Very rarely the nerve will suffer injury that requires two to three weeks to recover. In 17 years of doing this specialist work I (Dr Whiteside) have not seen any nerve problem persist beyond that point, and I have only seen it once.
 
Q
Who is allowed to do trigger point injection therapy?
A
Only qualified medical practitioners can do trigger point injection therapy.
 
Q What is the technique called dry needling?

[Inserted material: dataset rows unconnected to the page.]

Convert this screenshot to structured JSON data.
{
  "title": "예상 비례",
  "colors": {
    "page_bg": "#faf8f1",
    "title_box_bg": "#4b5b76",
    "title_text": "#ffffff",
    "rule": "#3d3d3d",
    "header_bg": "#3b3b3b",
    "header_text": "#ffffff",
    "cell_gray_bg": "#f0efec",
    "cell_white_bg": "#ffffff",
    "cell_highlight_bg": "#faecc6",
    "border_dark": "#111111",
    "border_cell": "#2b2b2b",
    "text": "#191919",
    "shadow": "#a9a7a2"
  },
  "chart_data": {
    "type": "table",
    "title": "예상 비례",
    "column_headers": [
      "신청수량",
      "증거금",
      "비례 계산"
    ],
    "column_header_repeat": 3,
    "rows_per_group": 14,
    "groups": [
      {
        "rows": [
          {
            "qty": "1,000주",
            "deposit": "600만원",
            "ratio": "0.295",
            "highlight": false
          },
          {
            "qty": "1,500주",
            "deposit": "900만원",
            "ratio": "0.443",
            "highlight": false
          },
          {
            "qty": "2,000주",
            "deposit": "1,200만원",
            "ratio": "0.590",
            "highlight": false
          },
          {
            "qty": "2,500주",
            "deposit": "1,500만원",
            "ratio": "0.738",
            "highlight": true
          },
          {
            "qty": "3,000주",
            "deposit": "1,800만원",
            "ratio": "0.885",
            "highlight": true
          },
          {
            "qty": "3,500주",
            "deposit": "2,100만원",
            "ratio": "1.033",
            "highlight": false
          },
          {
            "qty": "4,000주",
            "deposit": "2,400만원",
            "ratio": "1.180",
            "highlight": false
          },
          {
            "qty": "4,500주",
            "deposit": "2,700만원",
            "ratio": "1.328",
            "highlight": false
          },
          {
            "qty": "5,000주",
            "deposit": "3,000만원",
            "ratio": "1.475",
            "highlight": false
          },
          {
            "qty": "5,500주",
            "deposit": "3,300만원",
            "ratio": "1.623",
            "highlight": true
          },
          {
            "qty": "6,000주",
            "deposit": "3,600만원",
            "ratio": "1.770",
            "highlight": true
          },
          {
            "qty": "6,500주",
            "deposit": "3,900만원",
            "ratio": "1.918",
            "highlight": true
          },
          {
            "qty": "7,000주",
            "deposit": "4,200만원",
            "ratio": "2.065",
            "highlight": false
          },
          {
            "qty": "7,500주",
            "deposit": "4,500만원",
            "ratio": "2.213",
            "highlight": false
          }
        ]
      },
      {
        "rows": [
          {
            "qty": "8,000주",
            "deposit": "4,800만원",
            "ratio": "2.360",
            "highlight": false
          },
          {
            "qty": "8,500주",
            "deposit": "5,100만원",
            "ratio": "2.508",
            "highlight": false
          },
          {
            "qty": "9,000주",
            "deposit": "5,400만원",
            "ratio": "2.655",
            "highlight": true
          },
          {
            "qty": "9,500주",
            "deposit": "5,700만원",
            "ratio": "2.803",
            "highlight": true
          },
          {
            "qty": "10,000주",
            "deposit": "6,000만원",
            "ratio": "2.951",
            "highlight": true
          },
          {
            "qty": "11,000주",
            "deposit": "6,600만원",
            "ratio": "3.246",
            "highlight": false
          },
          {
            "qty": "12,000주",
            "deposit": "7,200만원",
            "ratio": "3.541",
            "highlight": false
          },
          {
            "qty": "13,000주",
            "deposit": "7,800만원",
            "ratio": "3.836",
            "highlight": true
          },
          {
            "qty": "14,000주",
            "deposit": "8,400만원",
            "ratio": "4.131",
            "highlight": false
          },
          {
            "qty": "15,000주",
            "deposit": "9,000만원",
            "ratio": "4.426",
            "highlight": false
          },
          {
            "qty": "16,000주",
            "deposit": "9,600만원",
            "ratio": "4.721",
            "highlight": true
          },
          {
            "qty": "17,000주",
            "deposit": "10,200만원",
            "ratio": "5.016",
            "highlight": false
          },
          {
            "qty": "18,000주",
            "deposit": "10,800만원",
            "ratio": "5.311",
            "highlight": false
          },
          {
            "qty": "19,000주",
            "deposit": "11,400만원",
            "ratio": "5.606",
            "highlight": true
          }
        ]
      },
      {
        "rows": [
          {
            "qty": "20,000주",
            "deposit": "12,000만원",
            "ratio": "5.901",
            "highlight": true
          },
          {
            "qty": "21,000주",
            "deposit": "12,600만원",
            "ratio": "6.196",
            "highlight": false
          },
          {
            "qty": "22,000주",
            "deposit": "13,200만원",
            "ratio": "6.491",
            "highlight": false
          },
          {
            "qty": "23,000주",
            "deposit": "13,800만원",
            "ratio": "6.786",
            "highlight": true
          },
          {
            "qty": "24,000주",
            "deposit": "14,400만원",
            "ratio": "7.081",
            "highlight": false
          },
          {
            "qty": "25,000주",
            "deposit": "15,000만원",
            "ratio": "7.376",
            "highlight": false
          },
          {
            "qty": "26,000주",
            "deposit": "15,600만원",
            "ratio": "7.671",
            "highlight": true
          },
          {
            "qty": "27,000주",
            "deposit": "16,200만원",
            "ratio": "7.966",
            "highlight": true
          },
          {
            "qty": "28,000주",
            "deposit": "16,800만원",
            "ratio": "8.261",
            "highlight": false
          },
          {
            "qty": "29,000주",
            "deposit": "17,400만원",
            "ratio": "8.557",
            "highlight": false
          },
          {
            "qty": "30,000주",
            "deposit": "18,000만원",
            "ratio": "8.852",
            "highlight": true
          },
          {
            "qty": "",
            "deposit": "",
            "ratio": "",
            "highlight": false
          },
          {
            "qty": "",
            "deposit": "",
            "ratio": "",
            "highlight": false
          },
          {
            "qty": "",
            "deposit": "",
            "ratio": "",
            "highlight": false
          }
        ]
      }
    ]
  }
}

A Dry needling is better termed intramuscular stimulation (IMS). This is the use of acupuncture needles to release taut bands. It can be used by practitioners who are not doctors. Some physiotherapists use this technique. The IMS technique is a variation of the myofascial acupuncture described in the next section.
 
Q
Is trigger point injection therapy the same as acupuncture?
A
Traditional acupuncture is based on knowledge built up over many years and is directed to lines of energy within the body. Most acupuncturists in Australia use traditional acupuncture. This is totally different to trigger point injections in general and trigger point injection therapy in particular.
 
Trigger point injection therapy is a physical technique directed at palpable taut bands in skeletal muscles. When the needle penetrates the trigger point the taut band twitches (twitch response) and then relaxes with the assistance of anaesthetic.
 
There is a new acupuncture needle technique called Modern, Western or Myofascial Acupuncture. In Australia this is mainly practised by medical practitioners trained by Dr Simon Strauss in Queensland (www.pain-education.com.au). With this technique the acupuncture needle is inserted into the trigger point producing objective deqi (pronounced derchi). It is a complex and sophisticated method. This technique and Trigger point injection therapy will become integrated.
 
Q
What is myofascial medicine?
A
The study of those symptoms caused by myofascial trigger points. The main symptom is pain. Trigger points can also produce dizziness, nausea, changes in vision and hearing, increased nasal or sinus congestion, jaw problems, teeth pain, heart palpations, irritable bowel and altered menstrual cycle.
 
Q What is a taut band?
A
A taut band is a line of tightness within the belly of the muscle. It forms when the muscle suffers too much work over a period of time or after an acute injury.
 
It can be thought of as a type of fuse box mechanism. When the power coming into your house surges, the fuse breaks first to protect your electrical appliances. When a muscle is asked to do too much work, a taut band develops to restrict further use.
 
A myofascial practitioner can feel these taut bands by palpating your muscle. They can be very fine, like pieces of string in small muscles or large and thick in big muscles.
 
Q What is a trigger point?
A
This is the tightest segment along a taut band. It can be felt as a nodule or a longer part of the taut band. It is the most sensitive part of the taut band and when it is pressed it often refers pain into another area.
 
A trigger point exists where the nerves attach to the muscle at the motor end plate. The injury to the muscle causes continual irritation at this point. The muscle fibres bunch up and a taut band develops along that particular anatomical line.
 
Trigger point injection therapy is aimed at the trigger point. Accurate placement of the needle destroys the injured motor end plates and the unaesthetic cuts off their nerve supply to the spinal cord and the brain.
 
Q
Does Trigger point injection therapy produce a permanent recovery?
A
In a young fit individual with a local injury the recovery is normally quick and permanent. Chris Scott of the Brisbane Lions Football Club was treated at the beginning of 1998. During 1997 Chris played a total of two hours of football because of chronic hamstring problems. He travelled to Perth and stayed for two weeks and had four treatment sessions. He had no hamstring problems, and never missed a game through injury, for the next three years until he re-injured in the finals of 2000.
 
In those who are older or less fit it depends on the total health and attitude of the individual. Myofascial medicine is holistic. It asks why has this person failed to recover from this injury? Using advice about diet, stress and fitness the therapeutic environment can be improved.
 
If the patient really wants to make a full recovery, myofascial therapy can assist the return to good health.